Page:Augier - Théatre complet, tome 1.djvu/388

La bibliothèque libre.
Le texte de cette page a été corrigé et est conforme au fac-similé.

Gabrielle.

Je ne veux les savoir que pour les partager.

Adrienne.

C’est l’histoire toujours vieille et toujours nouvelle !
Je fus heureuse un an… puisque cela s’appelle
Du bonheur. — Il m’aimait ; il le croyait, du moins,
Et ses serments prenaient les anges à témoins.
Puis l’habitude vint.
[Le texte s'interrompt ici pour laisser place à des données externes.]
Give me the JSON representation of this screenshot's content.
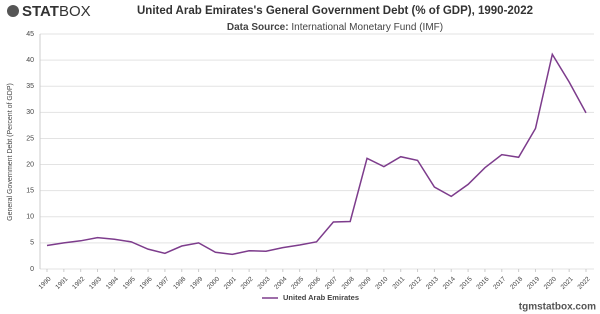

Sa tendresse assouvie
Ne suffit bientôt plus à l’ardeur de sa vie…
Quand une passion vient à se consulter,
Tout s’accorde aussitôt à la précipiter ;
Tout déplaît à l’amant refroidi ; tout l’irrite,
Surtout ce dont jadis il nous fit un mérite.
S’il cherche à quereller, notre douceur paraît
Comme une résistance à son désir secret ;
Notre adresse, autrefois pleine de poésie,
À parer aux soupçons, devient hypocrisie ;
Il finit, entends-tu, par plaindre notre époux,
Et prendre, au fond du cœur, son parti contre nous,
Tant ce mari trompé lui paraît honnête homme
Depuis qu’il n’a plus rien à lui voler, en somme.

Gabrielle.

Mais c’est une infamie !

Adrienne.

Mais c’est une infamie ! Hélas ! non. C’est le cours
Des choses de la vie et le train des amours.
Mais ce que j’ai souffert, je ne saurais le dire.

Gabrielle.

Je le comprends assez.

Adrienne.

Je le comprends assez.Un seul mot peut suffire.